Finora sono oltre trenta editori nazionali coloro che stanno contribuendo e attraverso un fondo consentiranno alle librerie in possesso di regolare licenza di vendita per corrispondenza di consegnare i libri a casa dei lettori gratuitamente, senza costi aggiuntivi, finché non rientrerà l'emergenza da coronavirus nel nostro Paese. La NW, la società che ha lanciato questo servizio, spiega in una nota:

L'iniziativa sarà sostenuta economicamente dagli editori tramite una raccolta fondi, e sarà garantito fino a esaurimento dei fondi raccolti. Il sostegno degli editori permetterà ai librai di mantenere il ‘filo virtuoso' con i loro lettori che in seguito, a emergenza rientrata, torneranno a frequentare i loro banchi. Siamo convinti che questa iniziativa sia di forte utilità, oltreché un servizio nuovo ed efficace, soprattutto di stimolo a confermare la presenza della libreria sul proprio territorio e a consolidare il rapporto tra editore e libraio.

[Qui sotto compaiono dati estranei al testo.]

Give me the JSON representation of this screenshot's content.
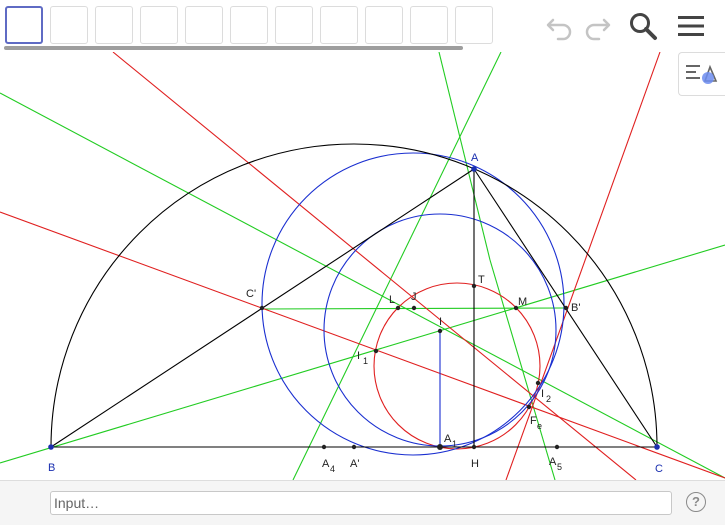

Per i librai indipendenti, basta contattare la società che ha lanciato il servizio per entrare nella rete delle librerie che consegnano gratuitamente a casa dei lettori. Questo (in aggiornamento) l'elenco completo degli editori aderenti: Carocci, DeA Planeta, e/o, Fandango, Fazi, Feltrinelli, Il Castoro, Il Mulino, Il Saggiatore, Iperborea, L'Ippocampo, L'Orma, Marcos y Marcos, Marsilio, Mondadori, Mondadori Electa, Nottetempo, Nutrimenti, Piemme, Quodlibet, Rizzoli, Sellerio, Sem, Sonda, Sonzogno, Sperling & Kupfer, Sur.